Enclosure, Ballylusk, Co. Wicklow
Co. Wicklow |
Enclosures
On a south-west facing slope in County Wicklow, a large semi-circular earthwork curves across the hillside in a shape that no modern field boundary would ever produce.
Stretching roughly 220 metres from north-west to south-east and about 100 metres across, it is far too large and too carefully formed to be a casual accident of agricultural history, yet too little studied to carry a confident date or a name beyond the townland where it sits.

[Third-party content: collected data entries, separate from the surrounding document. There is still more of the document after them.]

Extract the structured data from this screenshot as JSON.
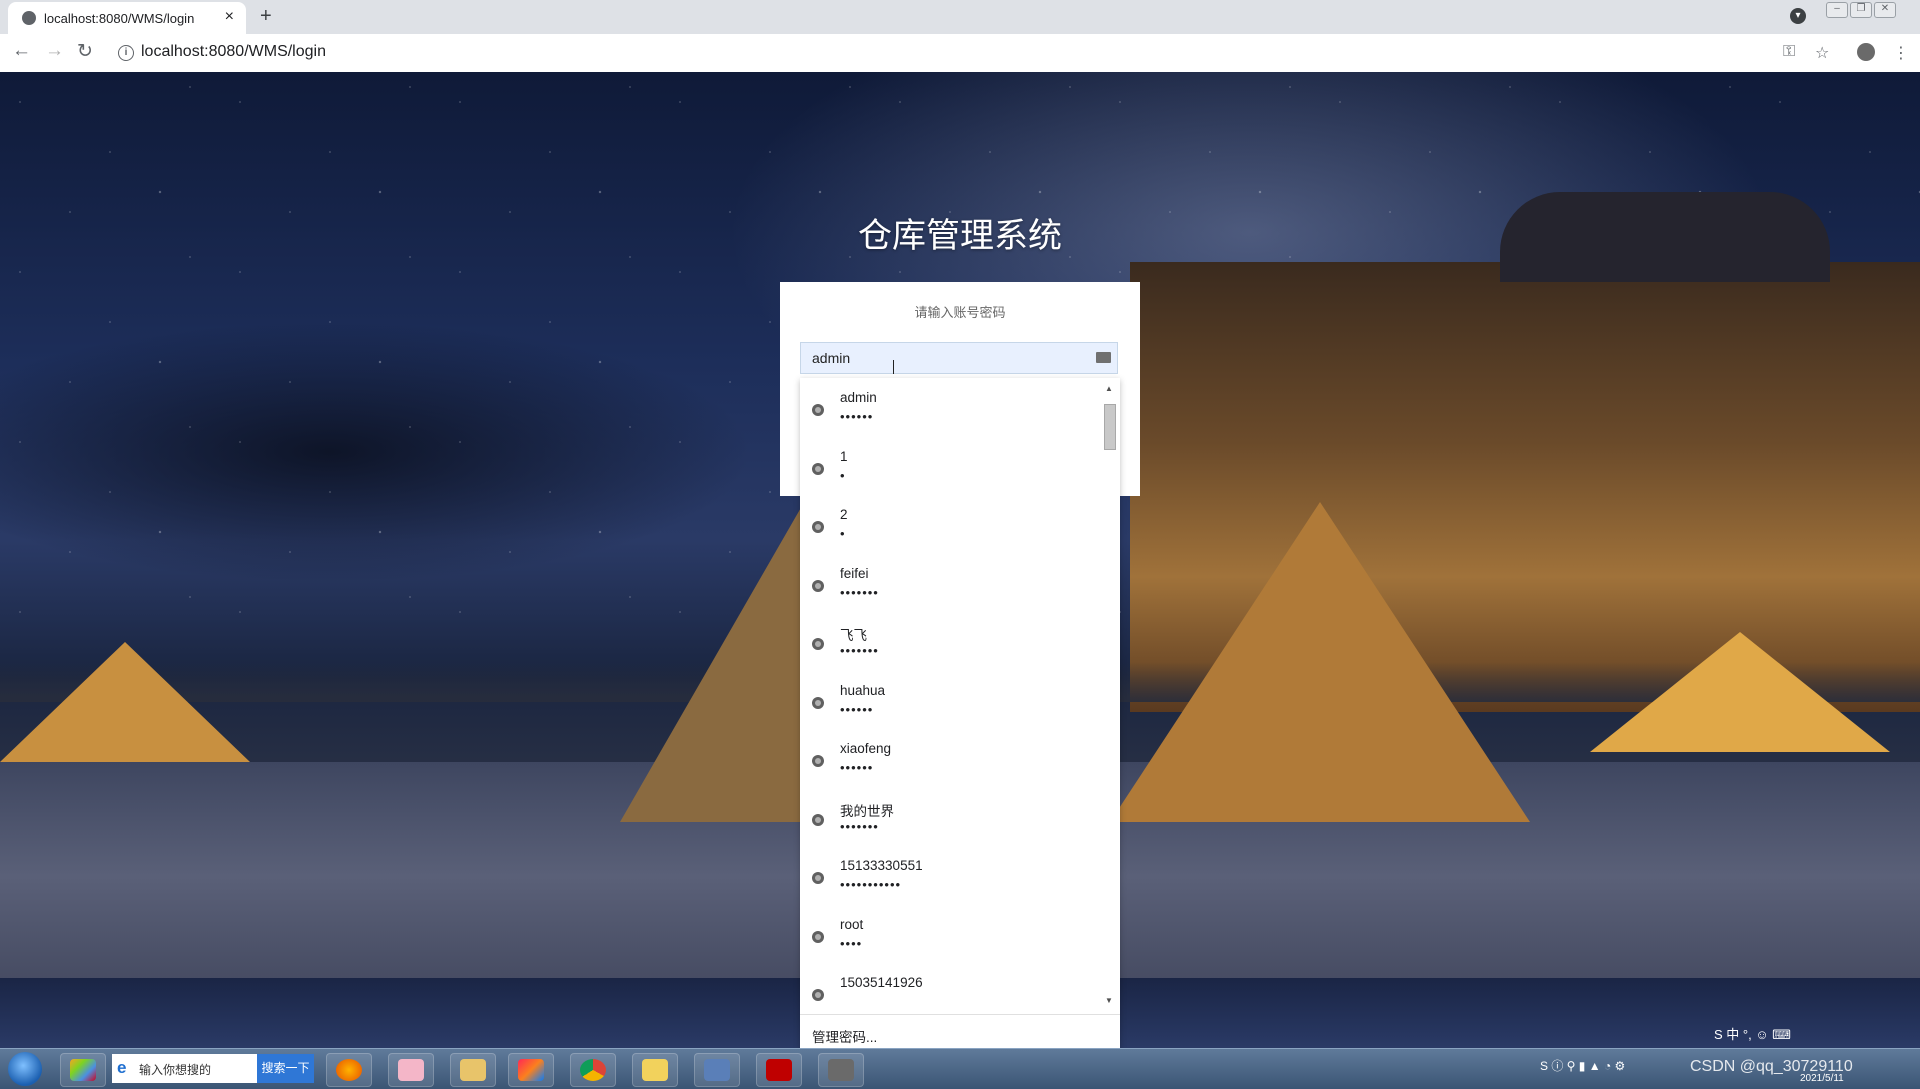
{
  "browser": {
    "tab_title": "localhost:8080/WMS/login",
    "tab_close": "×",
    "new_tab": "+",
    "url": "localhost:8080/WMS/login",
    "back": "←",
    "forward": "→",
    "reload": "↻",
    "key_icon": "⚿",
    "star_icon": "☆",
    "menu_icon": "⋮",
    "window_buttons": [
      "–",
      "❐",
      "✕"
    ]
  },
  "login": {
    "system_title": "仓库管理系统",
    "prompt": "请输入账号密码",
    "username_value": "admin"
  },
  "autofill": {
    "items": [
      {
        "user": "admin",
        "pass": "••••••"
      },
      {
        "user": "1",
        "pass": "•"
      },
      {
        "user": "2",
        "pass": "•"
      },
      {
        "user": "feifei",
        "pass": "•••••••"
      },
      {
        "user": "飞飞",
        "pass": "•••••••"
      },
      {
        "user": "huahua",
        "pass": "••••••"
      },
      {
        "user": "xiaofeng",
        "pass": "••••••"
      },
      {
        "user": "我的世界",
        "pass": "•••••••"
      },
      {
        "user": "15133330551",
        "pass": "•••••••••••"
      },
      {
        "user": "root",
        "pass": "••••"
      },
      {
        "user": "15035141926",
        "pass": ""
      }
    ],
    "manage_label": "管理密码...",
    "scroll_up": "▲",
    "scroll_down": "▼"
  },
  "taskbar": {
    "search_placeholder": "输入你想搜的",
    "search_button": "搜索一下",
    "ime": "S 中 °, ☺ ⌨",
    "watermark": "CSDN @qq_30729110",
    "date": "2021/5/11"
  },
  "colors": {
    "accent_blue": "#2f77d6",
    "autofill_bg": "#e8f0fe"
  }
}
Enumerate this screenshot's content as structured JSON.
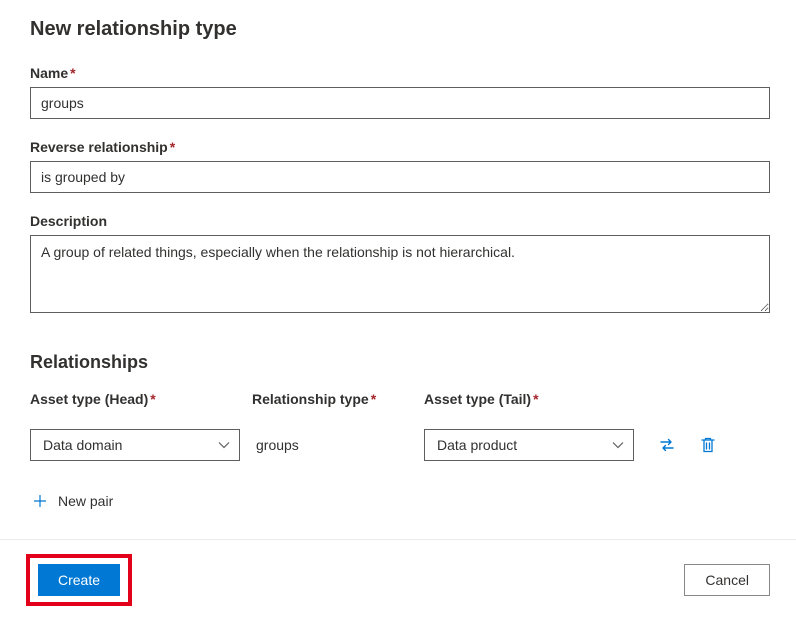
{
  "page_title": "New relationship type",
  "fields": {
    "name": {
      "label": "Name",
      "value": "groups"
    },
    "reverse": {
      "label": "Reverse relationship",
      "value": "is grouped by"
    },
    "description": {
      "label": "Description",
      "value": "A group of related things, especially when the relationship is not hierarchical."
    }
  },
  "relationships_section": {
    "title": "Relationships",
    "headers": {
      "head": "Asset type (Head)",
      "type": "Relationship type",
      "tail": "Asset type (Tail)"
    },
    "row": {
      "head": "Data domain",
      "type": "groups",
      "tail": "Data product"
    },
    "new_pair_label": "New pair"
  },
  "footer": {
    "create": "Create",
    "cancel": "Cancel"
  }
}
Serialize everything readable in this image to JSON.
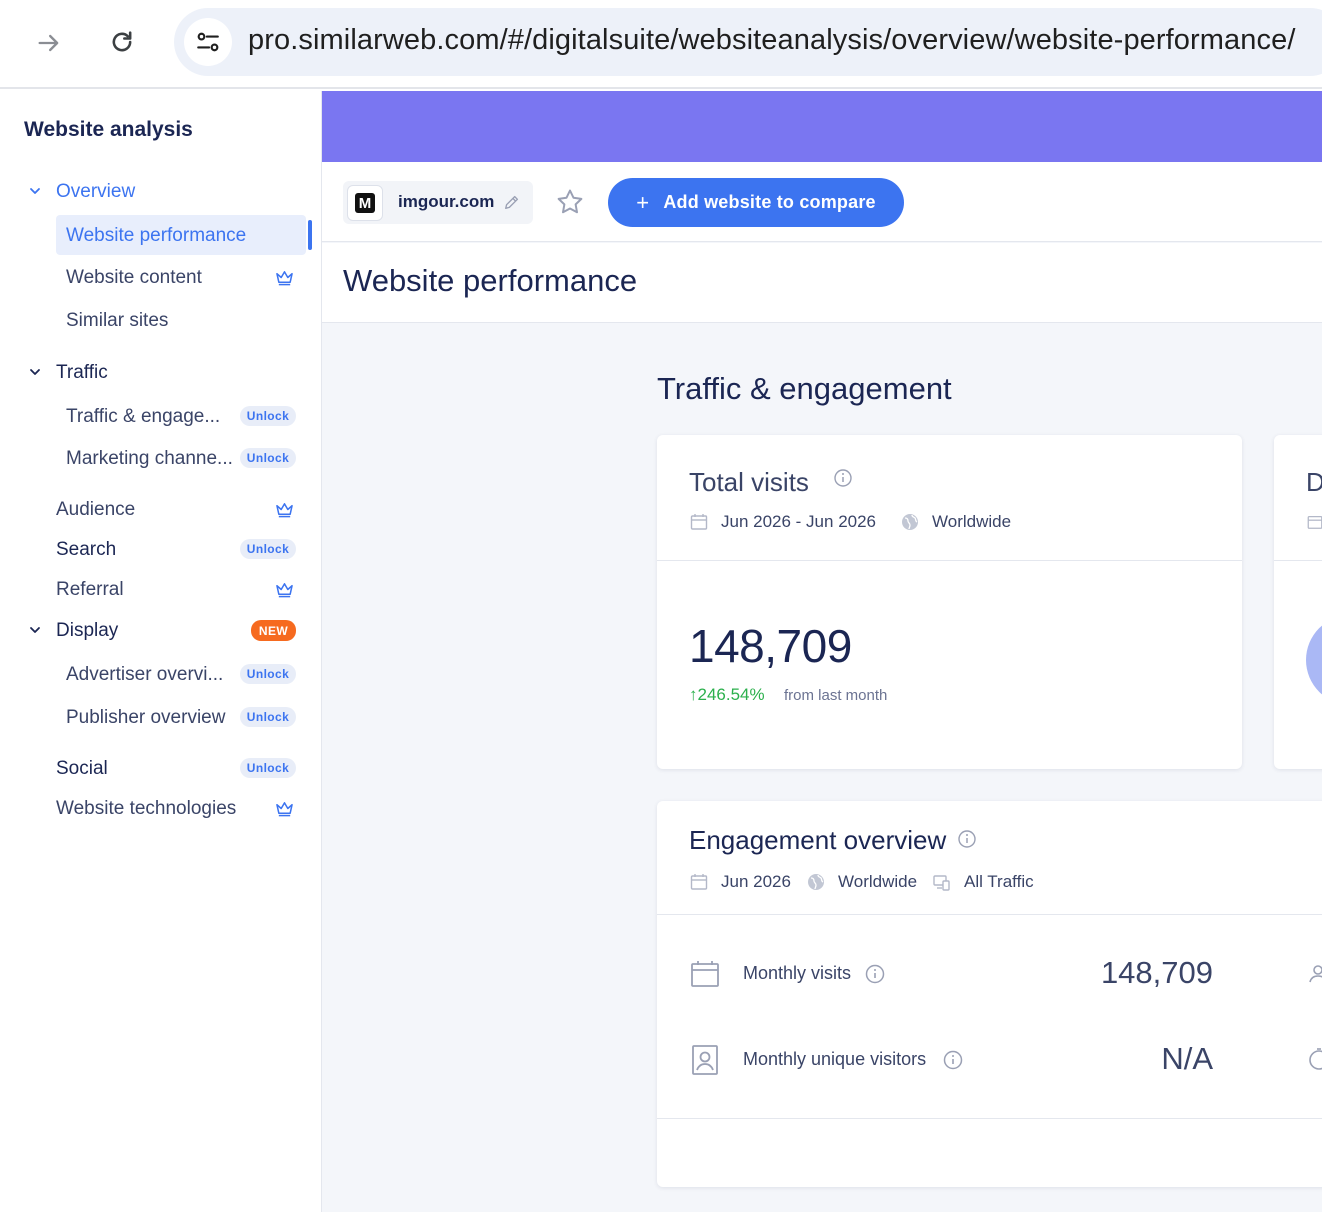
{
  "browser": {
    "url": "pro.similarweb.com/#/digitalsuite/websiteanalysis/overview/website-performance/"
  },
  "sidebar": {
    "title": "Website analysis",
    "overview": {
      "label": "Overview",
      "items": [
        {
          "label": "Website performance"
        },
        {
          "label": "Website content"
        },
        {
          "label": "Similar sites"
        }
      ]
    },
    "traffic": {
      "label": "Traffic",
      "items": [
        {
          "label": "Traffic & engage...",
          "badge": "Unlock"
        },
        {
          "label": "Marketing channe...",
          "badge": "Unlock"
        }
      ]
    },
    "audience": {
      "label": "Audience"
    },
    "search": {
      "label": "Search",
      "badge": "Unlock"
    },
    "referral": {
      "label": "Referral"
    },
    "display": {
      "label": "Display",
      "badge": "NEW",
      "items": [
        {
          "label": "Advertiser overvi...",
          "badge": "Unlock"
        },
        {
          "label": "Publisher overview",
          "badge": "Unlock"
        }
      ]
    },
    "social": {
      "label": "Social",
      "badge": "Unlock"
    },
    "technologies": {
      "label": "Website technologies"
    }
  },
  "toolbar": {
    "favicon_letter": "M",
    "site": "imgour.com",
    "add_button": "Add website to compare",
    "add_icon": "+"
  },
  "page": {
    "title": "Website performance",
    "section_title": "Traffic & engagement"
  },
  "total_visits": {
    "title": "Total visits",
    "date_range": "Jun 2026 - Jun 2026",
    "region": "Worldwide",
    "value": "148,709",
    "change": "246.54%",
    "change_arrow": "↑",
    "change_note": "from last month"
  },
  "second_card": {
    "title_partial": "D"
  },
  "engagement": {
    "title": "Engagement overview",
    "date": "Jun 2026",
    "region": "Worldwide",
    "traffic": "All Traffic",
    "rows": [
      {
        "label": "Monthly visits",
        "value": "148,709"
      },
      {
        "label": "Monthly unique visitors",
        "value": "N/A"
      }
    ]
  },
  "colors": {
    "accent": "#3c74f0",
    "banner": "#7a76f1",
    "positive": "#2bb04c",
    "new_badge": "#f66a1f"
  }
}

The enclosure is defined on its upslope sides by an earthen bank, between two and three metres wide and up to a metre high, fronted by an external ditch of similar width and up to a metre deep. On the south-east, the ditch runs into a deep natural gully, suggesting that whoever laid this boundary out was working with the landscape rather than against it, using existing features to supplement the labour of digging. The south-west side, running downslope, is simply absorbed into later field boundaries, and the earthwork gives no sign of continuing beyond them. That detail is telling: the modern fields appear to have fossilised the lower edge of whatever system this once was, preserving its ghost while obscuring its original extent. The most plausible interpretation is that this is a remnant of an upland land enclosure system that pre-dates the present field pattern, a way of organising or protecting grazing ground on the upper slopes before the countryside was subdivided into the more familiar small holdings of recent centuries.